Todd Phillips calls Joker sequel reports "anticipatory at best," clarifies there's "not a contract"
Yesterday, The Hollywood Reporter and Deadline published opposing reports regarding a sequel to Joker and the potential for an entire portfolio of gritty superhero origin stories from director Todd Phillips. Chaos ensued, with comment sections and Twitter arguments imploding beneath the Clown Prince’s gales of maniacal laughter, which danced down the descending staircase that is the internet. Somewhere, Jared Leto is breathing into a paper bag.
Phillips, hoping to put a stop to this madness, spoke with Indiewire about the confusion, clarifying that THR’s report of a sequel “jumped the gun” and was “anticipatory at best.”
“I can honestly say to you there was no meeting that ever happened on October 7 where I marched in,” Phillips told Indiewire. “Here’s the real truth about a sequel.
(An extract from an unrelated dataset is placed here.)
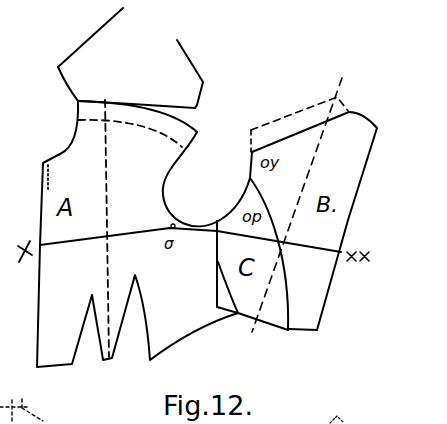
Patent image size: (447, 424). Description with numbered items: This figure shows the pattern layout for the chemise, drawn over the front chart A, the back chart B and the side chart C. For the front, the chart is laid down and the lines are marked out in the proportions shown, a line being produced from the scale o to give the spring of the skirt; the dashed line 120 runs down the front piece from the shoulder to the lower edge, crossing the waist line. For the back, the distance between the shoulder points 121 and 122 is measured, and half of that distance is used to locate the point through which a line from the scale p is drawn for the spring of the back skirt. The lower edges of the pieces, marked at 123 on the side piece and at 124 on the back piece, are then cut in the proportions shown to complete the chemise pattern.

While Joaquin and I have talked about it, and while touring the world with Warner Bros executives—going to Toronto, and Venice, and other places—of course, we’re sitting at dinner and they’re saying, ‘So, have you thought about…?’ But, talking about contracts, there’s not a contract for us to even write a sequel, we’ve never approached Joaquin to be in a sequel.”
Phillips goes on to call some of the reporting in the THR article “untrue.” The concept of developing a series of gritty reboots, for example, was something he says he pitched early in Joker’s development, not after the film became a box office smash. “When I pitched them Joker, it wasn’t a movie, it was, let’s do a whole label,” Phillips said. “They shut that down quickly and I get it. Who am I to walk in and start a label at a film studio? But they said, let’s do this one.” He adds, “I’m not the kind of guy who goes marching in saying I want these 40 titles. I just don’t have the energy.”
He doesn’t negate the idea of a sequel. He says he and Phoenix have discussed the idea and that, when it comes to business, “a movie doesn’t make a billion dollars and they don’t talk about a sequel.”
So, basically, it’s going to happen. Eventually. But we can put the arguments on hold for now.